The last phase of this Ph.D. study focuses on examining the WRF rainfall product's applicability for urban flood hazard assessment by proposing a new methodology to select the representative gridcell-rainfall events from three known WRF simulated rainfall events (HIREs). The two-step procedure is followed. Firstly, the potential gridcell-rainfall events from the WRF simulated HIREs are selected based on the given criteria. Secondly, the representative gridcell-rainfall events as a design storm of a given return period are defined using the quantile function where the quantile function is applied to the cumulative rainfall amount of each of the selected potential gridcell-rainfall events. Finally, three different gridcell-rainfall events representing the design storms varying between T = 2 and 10-year return periods are extracted for each three HIRE. The developed design storms are then compared with the design storms from the pre-established Intensity-Duration-Frequency (IDF) curves in terms of their 24-hour total rainfall amount (mm), peak intensity (mm/hr), and the time to peak intensity (minute). The constructed design storms are then applied to the openLISEM model for flood hazard modelling in Kampala's upper Lubigi catchment. The derived design storm can give an insight into the applicability and usability of the numerical weather prediction model outputs for flood modelling in the data-scarce areas.

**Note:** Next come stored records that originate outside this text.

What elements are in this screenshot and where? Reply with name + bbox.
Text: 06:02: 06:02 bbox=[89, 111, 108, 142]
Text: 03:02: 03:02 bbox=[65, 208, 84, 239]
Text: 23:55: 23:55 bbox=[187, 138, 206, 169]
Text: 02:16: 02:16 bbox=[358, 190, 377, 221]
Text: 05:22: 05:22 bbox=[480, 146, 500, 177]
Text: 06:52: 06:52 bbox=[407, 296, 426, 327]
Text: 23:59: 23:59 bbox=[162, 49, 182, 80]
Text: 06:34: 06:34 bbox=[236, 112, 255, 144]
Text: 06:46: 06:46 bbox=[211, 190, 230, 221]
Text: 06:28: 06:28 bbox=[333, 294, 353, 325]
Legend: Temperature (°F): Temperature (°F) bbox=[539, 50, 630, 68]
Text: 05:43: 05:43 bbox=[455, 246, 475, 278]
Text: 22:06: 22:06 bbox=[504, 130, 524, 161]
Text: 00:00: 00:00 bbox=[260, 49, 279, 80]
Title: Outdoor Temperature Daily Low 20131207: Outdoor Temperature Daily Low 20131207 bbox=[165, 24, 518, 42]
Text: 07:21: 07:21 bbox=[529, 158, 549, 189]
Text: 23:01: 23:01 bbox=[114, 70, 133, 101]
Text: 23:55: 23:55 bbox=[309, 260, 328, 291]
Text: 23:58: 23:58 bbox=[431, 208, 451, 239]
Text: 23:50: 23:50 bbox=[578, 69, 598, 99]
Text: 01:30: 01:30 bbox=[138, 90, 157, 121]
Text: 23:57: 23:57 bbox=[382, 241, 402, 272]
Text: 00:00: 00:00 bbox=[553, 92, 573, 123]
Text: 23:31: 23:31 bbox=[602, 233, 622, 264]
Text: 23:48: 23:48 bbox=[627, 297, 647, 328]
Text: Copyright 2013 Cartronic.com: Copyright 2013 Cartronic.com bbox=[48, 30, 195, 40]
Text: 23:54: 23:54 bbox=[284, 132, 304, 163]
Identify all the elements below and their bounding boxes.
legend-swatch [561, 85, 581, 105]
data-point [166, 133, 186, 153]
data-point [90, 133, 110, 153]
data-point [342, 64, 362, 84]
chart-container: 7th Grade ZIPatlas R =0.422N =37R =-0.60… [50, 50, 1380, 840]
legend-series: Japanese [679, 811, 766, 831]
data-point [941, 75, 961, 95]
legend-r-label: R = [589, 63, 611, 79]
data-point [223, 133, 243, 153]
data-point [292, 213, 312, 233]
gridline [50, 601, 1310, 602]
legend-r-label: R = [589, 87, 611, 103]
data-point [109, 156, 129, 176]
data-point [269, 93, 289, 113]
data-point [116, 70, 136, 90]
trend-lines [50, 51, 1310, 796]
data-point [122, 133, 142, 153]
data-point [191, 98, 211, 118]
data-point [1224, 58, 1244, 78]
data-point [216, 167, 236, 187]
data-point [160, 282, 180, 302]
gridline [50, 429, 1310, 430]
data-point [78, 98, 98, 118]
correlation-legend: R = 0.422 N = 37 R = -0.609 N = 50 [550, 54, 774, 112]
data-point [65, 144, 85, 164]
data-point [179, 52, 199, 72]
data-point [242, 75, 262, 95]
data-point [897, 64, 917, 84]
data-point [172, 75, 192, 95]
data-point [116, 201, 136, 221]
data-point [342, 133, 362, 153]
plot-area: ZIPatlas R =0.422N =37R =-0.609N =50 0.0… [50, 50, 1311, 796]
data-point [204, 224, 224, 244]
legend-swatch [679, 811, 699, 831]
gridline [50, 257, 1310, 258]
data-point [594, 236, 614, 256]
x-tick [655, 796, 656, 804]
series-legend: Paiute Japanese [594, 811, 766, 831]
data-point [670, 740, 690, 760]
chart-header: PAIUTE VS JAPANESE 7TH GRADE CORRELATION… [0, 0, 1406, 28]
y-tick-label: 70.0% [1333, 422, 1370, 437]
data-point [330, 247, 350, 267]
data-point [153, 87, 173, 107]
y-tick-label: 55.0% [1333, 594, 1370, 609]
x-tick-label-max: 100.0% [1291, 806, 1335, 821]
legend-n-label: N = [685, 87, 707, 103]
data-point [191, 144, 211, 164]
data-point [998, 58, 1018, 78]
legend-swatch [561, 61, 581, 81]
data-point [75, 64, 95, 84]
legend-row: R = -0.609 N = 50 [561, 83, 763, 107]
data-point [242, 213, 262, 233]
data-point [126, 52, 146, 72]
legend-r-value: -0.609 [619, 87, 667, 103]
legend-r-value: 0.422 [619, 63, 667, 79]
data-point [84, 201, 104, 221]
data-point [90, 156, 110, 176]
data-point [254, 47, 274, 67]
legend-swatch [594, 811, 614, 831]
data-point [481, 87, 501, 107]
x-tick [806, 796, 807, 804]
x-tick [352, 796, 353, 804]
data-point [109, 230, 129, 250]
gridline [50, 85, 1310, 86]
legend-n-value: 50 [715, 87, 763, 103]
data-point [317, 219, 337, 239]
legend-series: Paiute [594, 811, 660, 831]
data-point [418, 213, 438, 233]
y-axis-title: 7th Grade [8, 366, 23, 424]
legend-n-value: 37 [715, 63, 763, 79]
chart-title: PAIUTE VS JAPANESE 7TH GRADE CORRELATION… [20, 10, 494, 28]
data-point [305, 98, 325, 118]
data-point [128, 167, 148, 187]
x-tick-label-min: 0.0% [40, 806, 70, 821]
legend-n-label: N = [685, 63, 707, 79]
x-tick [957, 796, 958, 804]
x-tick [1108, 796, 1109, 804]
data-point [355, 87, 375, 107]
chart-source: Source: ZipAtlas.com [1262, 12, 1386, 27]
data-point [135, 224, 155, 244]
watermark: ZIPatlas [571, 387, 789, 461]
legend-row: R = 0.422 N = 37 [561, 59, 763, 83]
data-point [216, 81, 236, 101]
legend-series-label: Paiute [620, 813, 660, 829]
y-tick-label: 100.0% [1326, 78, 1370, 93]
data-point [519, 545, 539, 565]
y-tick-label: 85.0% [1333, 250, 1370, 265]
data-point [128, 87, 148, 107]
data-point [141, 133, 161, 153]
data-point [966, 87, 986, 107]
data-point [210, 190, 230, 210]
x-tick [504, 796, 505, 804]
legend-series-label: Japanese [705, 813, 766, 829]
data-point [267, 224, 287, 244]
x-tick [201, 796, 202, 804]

In general, the results of this study indicates that open-source database such as SoilGrids and their combination with satellite-driven land-cover data can provide soil information needed for flood modelling in the data-scarce area. Moreover, the high-intensity rainfall that has the potential to trigger the localized flood can be produced using the mesoscale WRF model. However, the procedure to improve the performance of the NWP model in simulating high-intensity rainfall must be taken into consideration. The MP-CP-PBl procedure followed in this study and updating the urban fraction certainly improved the performance of the WRF model to simulate high-intensity rainfall. The WRF data-assimilation and model coupling system can further improve the model's performance in simulating the events.